Per i più ingenui l’epidemia del Covid-19 è stato il cosiddetto “cigno nero”, cioè un evento imprevedibile e dirompente per la sua imprevedibilità, prima che per la sua potenza e per la condizione di incertezza che suscita in chi vede così ribaltate le abituali convinzioni e gli schemi cognitivi consolidati.

In realtà Covid-19 è un evento in larga parte previsto.
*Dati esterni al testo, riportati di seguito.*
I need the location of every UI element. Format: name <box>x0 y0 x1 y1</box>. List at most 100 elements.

Non nella letteratura fantasy e nelle angosce millenaristiche del pensiero new age, ma nelle previsioni scientifiche rielaborate dal giornalista del National Geographic, David Quammen in “Spillover: l’evoluzione delle pandemie” uscito nel 2004, che sembrava raccontare quindicini anni prima l’epidemia che abbiamo davanti, con tutti i suoi protagonisti: un coronavirus, i pipistrelli, i mercati di animali vivi cinesi...
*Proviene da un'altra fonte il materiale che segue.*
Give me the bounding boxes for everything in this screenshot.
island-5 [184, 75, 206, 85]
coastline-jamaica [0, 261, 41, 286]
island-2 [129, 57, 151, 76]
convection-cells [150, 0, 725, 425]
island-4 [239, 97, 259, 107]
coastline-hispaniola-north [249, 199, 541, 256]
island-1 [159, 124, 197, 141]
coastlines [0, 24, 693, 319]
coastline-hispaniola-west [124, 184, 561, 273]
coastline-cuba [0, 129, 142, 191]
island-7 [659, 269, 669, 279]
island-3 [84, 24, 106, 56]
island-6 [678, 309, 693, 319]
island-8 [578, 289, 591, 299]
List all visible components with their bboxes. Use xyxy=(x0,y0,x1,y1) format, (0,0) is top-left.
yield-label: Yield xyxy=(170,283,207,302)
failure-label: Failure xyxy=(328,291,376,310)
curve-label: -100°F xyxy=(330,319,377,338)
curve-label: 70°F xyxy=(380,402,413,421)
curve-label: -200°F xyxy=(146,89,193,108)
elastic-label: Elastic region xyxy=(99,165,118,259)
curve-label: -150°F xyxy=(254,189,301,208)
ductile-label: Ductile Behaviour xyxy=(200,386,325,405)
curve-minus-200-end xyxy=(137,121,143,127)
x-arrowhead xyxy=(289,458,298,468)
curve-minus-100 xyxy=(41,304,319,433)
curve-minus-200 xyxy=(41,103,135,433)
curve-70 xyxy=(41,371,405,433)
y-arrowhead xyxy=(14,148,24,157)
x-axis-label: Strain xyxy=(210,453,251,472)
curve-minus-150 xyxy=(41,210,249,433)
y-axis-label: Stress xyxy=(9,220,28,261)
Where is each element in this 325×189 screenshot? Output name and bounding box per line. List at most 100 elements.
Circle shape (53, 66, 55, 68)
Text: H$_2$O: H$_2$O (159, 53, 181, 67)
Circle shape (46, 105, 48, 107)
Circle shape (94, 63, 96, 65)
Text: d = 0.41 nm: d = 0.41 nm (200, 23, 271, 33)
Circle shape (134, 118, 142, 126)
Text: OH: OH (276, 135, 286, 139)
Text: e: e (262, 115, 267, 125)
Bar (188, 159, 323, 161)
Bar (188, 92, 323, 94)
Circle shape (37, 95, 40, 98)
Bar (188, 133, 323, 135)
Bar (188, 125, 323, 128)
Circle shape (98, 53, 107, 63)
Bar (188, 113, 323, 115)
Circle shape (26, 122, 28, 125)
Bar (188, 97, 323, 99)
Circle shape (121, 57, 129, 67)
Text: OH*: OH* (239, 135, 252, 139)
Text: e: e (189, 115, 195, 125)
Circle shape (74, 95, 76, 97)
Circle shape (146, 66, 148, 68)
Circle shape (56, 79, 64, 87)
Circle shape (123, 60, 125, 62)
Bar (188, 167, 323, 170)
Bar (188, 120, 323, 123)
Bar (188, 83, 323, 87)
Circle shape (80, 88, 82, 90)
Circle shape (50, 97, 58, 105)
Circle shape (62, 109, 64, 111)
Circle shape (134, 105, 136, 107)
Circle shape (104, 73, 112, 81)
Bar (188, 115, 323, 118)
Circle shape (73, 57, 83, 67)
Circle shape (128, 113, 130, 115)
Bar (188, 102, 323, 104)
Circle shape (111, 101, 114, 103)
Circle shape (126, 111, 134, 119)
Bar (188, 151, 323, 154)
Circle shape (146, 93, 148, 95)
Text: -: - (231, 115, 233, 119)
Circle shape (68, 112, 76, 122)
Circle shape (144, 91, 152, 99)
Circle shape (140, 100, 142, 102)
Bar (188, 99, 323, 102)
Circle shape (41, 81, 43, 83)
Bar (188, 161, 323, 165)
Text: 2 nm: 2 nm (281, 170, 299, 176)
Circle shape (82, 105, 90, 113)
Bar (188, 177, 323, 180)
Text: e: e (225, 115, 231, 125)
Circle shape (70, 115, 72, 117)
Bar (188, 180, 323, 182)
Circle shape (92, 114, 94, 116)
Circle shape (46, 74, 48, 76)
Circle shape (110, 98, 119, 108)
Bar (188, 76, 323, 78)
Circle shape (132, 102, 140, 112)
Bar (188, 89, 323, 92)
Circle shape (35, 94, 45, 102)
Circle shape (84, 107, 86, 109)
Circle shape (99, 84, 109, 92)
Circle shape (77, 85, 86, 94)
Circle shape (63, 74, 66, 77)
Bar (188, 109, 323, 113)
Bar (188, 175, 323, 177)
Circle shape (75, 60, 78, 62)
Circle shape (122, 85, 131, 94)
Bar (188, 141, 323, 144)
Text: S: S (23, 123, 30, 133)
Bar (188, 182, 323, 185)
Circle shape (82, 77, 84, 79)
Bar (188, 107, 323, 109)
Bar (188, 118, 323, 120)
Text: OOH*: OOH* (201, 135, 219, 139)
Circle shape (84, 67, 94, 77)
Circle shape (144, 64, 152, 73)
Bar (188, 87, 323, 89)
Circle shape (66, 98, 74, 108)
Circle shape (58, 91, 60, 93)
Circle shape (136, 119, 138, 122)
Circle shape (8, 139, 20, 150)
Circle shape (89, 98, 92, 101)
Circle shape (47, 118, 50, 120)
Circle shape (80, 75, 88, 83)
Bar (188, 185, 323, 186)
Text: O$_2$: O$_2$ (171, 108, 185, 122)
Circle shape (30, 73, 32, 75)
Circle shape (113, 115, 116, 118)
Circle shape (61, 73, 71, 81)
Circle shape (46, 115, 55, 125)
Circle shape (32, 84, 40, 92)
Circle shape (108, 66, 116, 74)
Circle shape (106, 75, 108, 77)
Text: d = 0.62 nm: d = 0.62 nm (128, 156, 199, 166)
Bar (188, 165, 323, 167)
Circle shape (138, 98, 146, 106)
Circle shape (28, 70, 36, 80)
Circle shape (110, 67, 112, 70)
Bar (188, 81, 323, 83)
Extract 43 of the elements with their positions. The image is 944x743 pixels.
La nuova pandemia non è dunque un “cigno nero”, ma al contrario “The Big One”, l’evento catastrofico che più o meno si sapeva che sarebbe arrivato, senza potere prevedere come, quando e dove.
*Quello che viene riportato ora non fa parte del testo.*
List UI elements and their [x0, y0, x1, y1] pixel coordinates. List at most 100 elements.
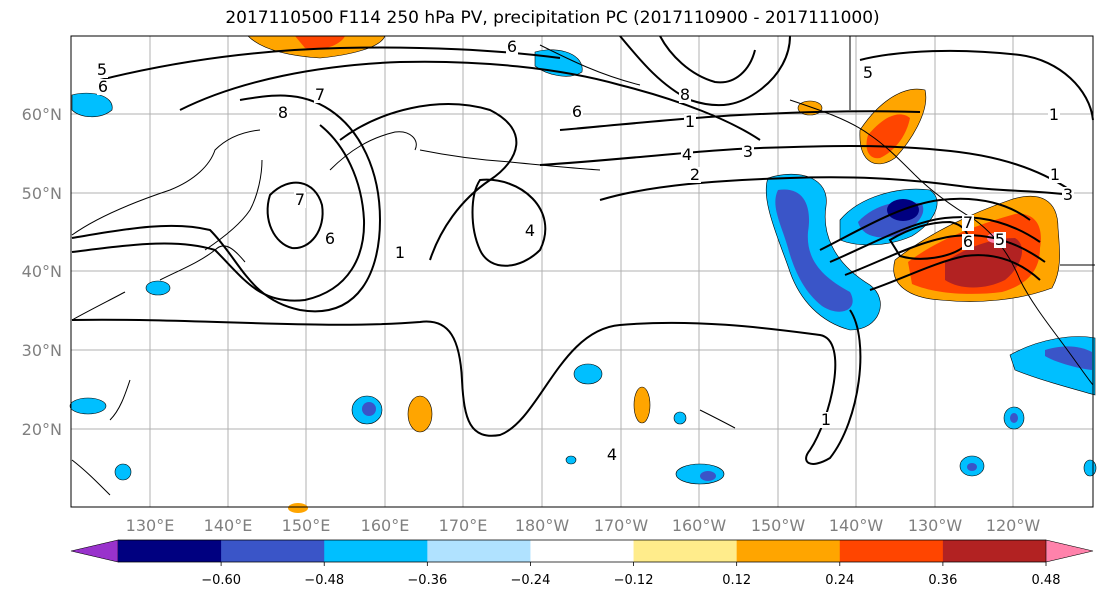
colorbar-swatch — [942, 540, 1047, 562]
colorbar-swatch — [221, 540, 325, 562]
latitude-labels: 60°N 50°N 40°N 30°N 20°N — [22, 105, 62, 439]
precip-blob-sub-pos-4 — [288, 503, 308, 513]
contour-label: 6 — [98, 77, 108, 96]
coastlines — [71, 36, 1095, 496]
contour-label-bg — [820, 412, 832, 428]
contour-label-bg — [994, 232, 1006, 248]
precip-blob-top-center-red — [295, 36, 345, 50]
contour-label: 3 — [743, 142, 753, 161]
colorbar-swatch — [839, 540, 944, 562]
colorbar-tick-label: 0.12 — [722, 573, 751, 588]
colorbar-swatch — [736, 540, 841, 562]
precip-blob-japan — [145, 280, 171, 296]
precip-blob-sub-9 — [1083, 459, 1097, 477]
contour-label-bg — [1049, 167, 1061, 183]
contour-label: 6 — [963, 232, 973, 251]
contour-label: 2 — [690, 165, 700, 184]
contour-label: 4 — [525, 221, 535, 240]
contour-label: 8 — [680, 85, 690, 104]
lat-label: 40°N — [22, 262, 62, 281]
precip-blob-sub-pos-2 — [633, 386, 651, 424]
lon-label: 130°E — [126, 516, 175, 535]
contour-label: 1 — [685, 112, 695, 131]
contour-label-bg — [324, 231, 336, 247]
contour-label: 7 — [963, 213, 973, 232]
precip-blob-sub-10 — [565, 455, 577, 465]
pv-contour-3 — [539, 145, 1071, 191]
pv-contours — [71, 35, 1094, 465]
colorbar-extend-low — [70, 539, 119, 563]
contour-label: 5 — [97, 60, 107, 79]
precip-blob-sub-1-core — [362, 402, 376, 416]
pv-jet-ca-2 — [829, 216, 1041, 263]
contour-label-bg — [96, 62, 108, 78]
pv-trough-west-2 — [71, 124, 366, 302]
contour-label-bg — [684, 114, 696, 130]
coast-north-america — [914, 174, 1094, 386]
longitude-labels: 130°E 140°E 150°E 160°E 170°E 180°W 170°W 160°W… — [126, 516, 1041, 535]
precip-blob-sub-7 — [69, 397, 107, 415]
coast-hawaii — [699, 409, 736, 429]
border-canada — [849, 36, 1095, 266]
contour-label: 1 — [1050, 165, 1060, 184]
contour-label-bg — [394, 245, 406, 261]
contour-label-bg — [862, 65, 874, 81]
precip-blob-sub-pos-1 — [407, 395, 433, 433]
lat-label: 50°N — [22, 184, 62, 203]
lat-label: 20°N — [22, 420, 62, 439]
colorbar-tick-label: −0.60 — [201, 573, 241, 588]
precip-blob-far-west — [71, 92, 113, 118]
contour-label-bg — [962, 215, 974, 231]
pv-trough-central — [339, 103, 518, 261]
colorbar-extend-high — [1045, 539, 1094, 563]
lon-label: 160°W — [672, 516, 727, 535]
precip-blob-sub-4-core — [967, 463, 977, 471]
pv-jet-ca-3 — [844, 234, 1046, 276]
pv-north-ak-2 — [659, 35, 756, 84]
lon-label: 180°W — [515, 516, 570, 535]
coast-kamchatka — [329, 131, 417, 171]
coast-alaska — [539, 44, 916, 176]
contour-label: 5 — [863, 63, 873, 82]
colorbar-tick-label: −0.36 — [407, 573, 447, 588]
colorbar-tick-label: 0.36 — [928, 573, 957, 588]
colorbar-swatch — [633, 540, 738, 562]
contour-label: 6 — [507, 37, 517, 56]
precip-blob-california-dark — [945, 238, 1023, 288]
contour-label: 6 — [325, 229, 335, 248]
map-frame — [70, 35, 1094, 508]
precip-blob-sub-3 — [675, 463, 725, 485]
contour-label-bg — [277, 105, 289, 121]
colorbar-tick-labels: −0.60 −0.48 −0.36 −0.24 −0.12 0.12 0.24 0.36 0.4… — [201, 562, 1061, 588]
contour-label: 4 — [607, 445, 617, 464]
contour-label-bg — [314, 87, 326, 103]
pv-north-ak — [619, 35, 791, 107]
lon-label: 140°W — [829, 516, 884, 535]
pv-jet-ca-4 — [869, 254, 1041, 291]
pv-ridge-north-2 — [99, 46, 561, 81]
coast-japan — [204, 159, 263, 251]
colorbar-tick-label: 0.48 — [1032, 573, 1061, 588]
contour-label-bg — [1048, 107, 1060, 123]
pv-trough-west-1 — [71, 94, 382, 313]
precip-blob-sub-5-core — [1010, 413, 1018, 423]
contour-label: 3 — [1063, 185, 1073, 204]
contour-label-bg — [689, 167, 701, 183]
contour-label: 8 — [278, 103, 288, 122]
contour-label: 4 — [682, 145, 692, 164]
precip-negative-fill — [69, 49, 1097, 485]
precip-blob-ne-pacific-west-core — [775, 189, 853, 312]
contour-label-bg — [97, 79, 109, 95]
lat-label: 30°N — [22, 341, 62, 360]
pv-contour-1-south — [71, 309, 862, 465]
colorbar-swatch — [324, 540, 428, 562]
contour-label-bg — [679, 87, 691, 103]
contour-label-bg — [1062, 187, 1074, 203]
map-title: 2017110500 F114 250 hPa PV, precipitatio… — [225, 8, 880, 28]
colorbar-swatch — [530, 540, 635, 562]
contour-label: 7 — [315, 85, 325, 104]
contour-label-bg — [524, 223, 536, 239]
contour-label-bg — [742, 144, 754, 160]
lat-label: 60°N — [22, 105, 62, 124]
Covid-19 non è però più solo una pandemia, ma un mezzo di lotta politica. Un modo in cui i principali player della politica mondiale tendono ad affermare i propri modelli e i propri interessi, in uno scenario globale sconvolto dall’infodemia del terrore. La Cina, come si vede, sta tentando di trasformare un clamoroso fallimento in una dimostrazione di forza e di superiorità del modello autocratico-militare. Trump usa il Coronavirus per confermare la giustizia profetica del suo isolazionismo. Johnson prova a farne dimostrazione dell’eccezionalismo del Regno Unito. In Italia tutti, a rimorchio del consolidato pregiudizio anti-europeo, ne stanno facendo un capo di accusa a Bruxelles e alle istituzioni dell’Ue, alle regole dell’Unione e a quelle della BCE.

Se per tutti il Coronavirus è un arma di guerra, per gli italiani è diventata l’ennesima foglia di fico dietro cui nascondere il fallimento di un Paese che nell’ultimo ventennio è uscito ridimensionato dalla sfida dell’euro, continuando ad addebitare agli altri le proprie sciagure e che l’Italexit consegnerebbe a prospettive argentine o venezuelane. Il Coronavirus è diventato anche il pretesto per tutti gli orfani inconsolabili del divorzio tra Tesoro e Bankitalia del 1981 per chiedere - per ragioni di salute pubblica! - la monetizzazione del debito pubblico italiano da parte della BCE.

Cose se il Coronavirus, in nome della solidarietà europea, potesse trasformare l'istituto di Francoforte il bancomat della politica sovranista. Non oggi, nell’emergenza, ma a regime. Con tedeschi, olandesi, scandinavi muti a vedere le rotative stampare l’argent de poche di Borghi e di Bagnai, finanziare i pasti gratis delle loro clientele e cedere di schianto alla minaccia dell’omicidio-suicidio del Belpaese. C’è chi ci crede e pagheremo carissima anche questa fiducia nella nostra furbizia e nella stupidità altrui.